Jujur, saya mengerjakan esai dan persyaratan IM ini beberapa jam sebelum deadline. Misalkan deadline jam 00:00, saya baru mulai mengerjakan jam 21:00 dan selesai jam 23:00 kemudian saya berdoa dan tidur. Unexpected aja rasanya bisa lolos tahap pertama, tapi saya merasa do my best in essay and Allah do the rest.
Imaji saya kembali menelisik ke masa lalu, saat saya masih jaman SD-SMP dimana saya bercita-cita menjadi Guru di sekolah pedalaman, terinspirasi dari Butet Manurung yang berada di pedalaman Sumatera dan mendirikan Sokola Rimba bagi anak-anak pedalaman.
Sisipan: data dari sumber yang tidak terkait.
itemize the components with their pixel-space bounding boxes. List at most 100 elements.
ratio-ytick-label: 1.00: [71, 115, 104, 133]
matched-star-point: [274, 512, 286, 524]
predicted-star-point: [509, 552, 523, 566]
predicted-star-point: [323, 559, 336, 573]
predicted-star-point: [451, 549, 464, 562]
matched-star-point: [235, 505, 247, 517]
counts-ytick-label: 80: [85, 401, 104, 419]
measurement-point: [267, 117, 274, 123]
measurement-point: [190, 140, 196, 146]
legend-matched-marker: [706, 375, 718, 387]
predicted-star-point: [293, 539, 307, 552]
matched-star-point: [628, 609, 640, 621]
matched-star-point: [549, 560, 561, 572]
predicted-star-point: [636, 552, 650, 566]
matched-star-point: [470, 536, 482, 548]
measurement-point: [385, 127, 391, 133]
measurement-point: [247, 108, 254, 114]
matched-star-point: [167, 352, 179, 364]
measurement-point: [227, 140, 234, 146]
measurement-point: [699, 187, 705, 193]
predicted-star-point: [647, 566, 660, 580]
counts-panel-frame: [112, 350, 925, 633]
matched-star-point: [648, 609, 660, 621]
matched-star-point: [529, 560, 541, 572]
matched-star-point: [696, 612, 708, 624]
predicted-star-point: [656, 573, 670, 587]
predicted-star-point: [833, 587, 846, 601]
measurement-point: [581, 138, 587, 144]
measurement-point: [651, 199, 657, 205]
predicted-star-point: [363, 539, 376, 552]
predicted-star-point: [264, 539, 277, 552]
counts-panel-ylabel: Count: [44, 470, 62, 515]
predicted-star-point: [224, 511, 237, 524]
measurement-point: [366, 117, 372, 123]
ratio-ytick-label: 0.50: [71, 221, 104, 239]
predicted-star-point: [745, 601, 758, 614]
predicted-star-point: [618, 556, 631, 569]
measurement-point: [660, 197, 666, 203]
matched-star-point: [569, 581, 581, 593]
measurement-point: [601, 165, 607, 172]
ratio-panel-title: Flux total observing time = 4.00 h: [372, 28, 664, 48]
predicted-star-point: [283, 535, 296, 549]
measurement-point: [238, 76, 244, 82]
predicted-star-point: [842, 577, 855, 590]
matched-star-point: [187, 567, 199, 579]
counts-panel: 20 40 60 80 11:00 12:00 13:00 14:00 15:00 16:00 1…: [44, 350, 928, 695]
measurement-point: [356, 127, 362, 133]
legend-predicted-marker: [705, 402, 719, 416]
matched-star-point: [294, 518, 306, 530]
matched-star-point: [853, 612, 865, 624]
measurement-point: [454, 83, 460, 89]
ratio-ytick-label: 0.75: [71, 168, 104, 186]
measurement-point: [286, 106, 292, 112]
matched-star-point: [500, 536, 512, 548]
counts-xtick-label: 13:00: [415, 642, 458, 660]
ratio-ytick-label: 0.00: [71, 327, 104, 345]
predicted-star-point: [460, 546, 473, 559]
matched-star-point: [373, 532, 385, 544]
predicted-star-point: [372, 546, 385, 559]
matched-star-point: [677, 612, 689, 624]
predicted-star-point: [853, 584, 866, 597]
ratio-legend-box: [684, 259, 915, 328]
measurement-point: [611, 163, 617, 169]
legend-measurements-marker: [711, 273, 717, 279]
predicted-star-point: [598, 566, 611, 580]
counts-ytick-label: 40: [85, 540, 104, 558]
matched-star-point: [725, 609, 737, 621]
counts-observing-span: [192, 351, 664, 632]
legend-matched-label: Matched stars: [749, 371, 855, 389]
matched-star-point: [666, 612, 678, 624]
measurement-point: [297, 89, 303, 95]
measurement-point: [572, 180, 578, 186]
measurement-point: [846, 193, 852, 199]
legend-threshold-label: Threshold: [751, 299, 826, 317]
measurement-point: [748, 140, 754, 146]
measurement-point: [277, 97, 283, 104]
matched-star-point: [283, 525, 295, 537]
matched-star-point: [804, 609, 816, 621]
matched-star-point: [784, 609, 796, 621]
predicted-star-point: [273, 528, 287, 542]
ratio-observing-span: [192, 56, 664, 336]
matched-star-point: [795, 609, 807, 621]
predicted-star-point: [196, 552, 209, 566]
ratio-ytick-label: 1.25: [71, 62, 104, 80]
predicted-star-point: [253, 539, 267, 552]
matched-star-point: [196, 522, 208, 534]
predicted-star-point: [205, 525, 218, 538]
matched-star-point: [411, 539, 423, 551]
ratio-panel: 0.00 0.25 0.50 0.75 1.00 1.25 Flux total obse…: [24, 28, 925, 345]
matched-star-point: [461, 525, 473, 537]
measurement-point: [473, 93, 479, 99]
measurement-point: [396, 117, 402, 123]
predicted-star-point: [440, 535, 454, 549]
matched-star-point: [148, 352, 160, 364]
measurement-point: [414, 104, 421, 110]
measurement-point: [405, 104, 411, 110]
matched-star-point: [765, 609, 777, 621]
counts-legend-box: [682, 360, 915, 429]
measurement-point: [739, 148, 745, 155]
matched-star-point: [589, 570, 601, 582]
Subhanallah...betapa perjuangannya sangat keras. Dari sini, saya mendapat panggilan hati untuk ikut serta turun tangan membangun Indonesia. Mendidik adalah kewajiban bagi kaum terdidik. Rasanya saya seperti tak tahu balas budi jika sudah bisa menempuh pendidikan dari SD-Universitas, tapi tidak membagikannya. Ini bukan soal besar kecilnya upah yang diterima, karena segala sesuatunya tak bisa hanya diukur dari uang. Guru yang paling berharga ialah pengalaman, pepatah yang tak kunjung salah. Memang benar, saya bertekad, Bismillahirrahmanirrahim..niat memenuhi panggilan hati untuk bisa lebih bersyukur dan memaknai hidup.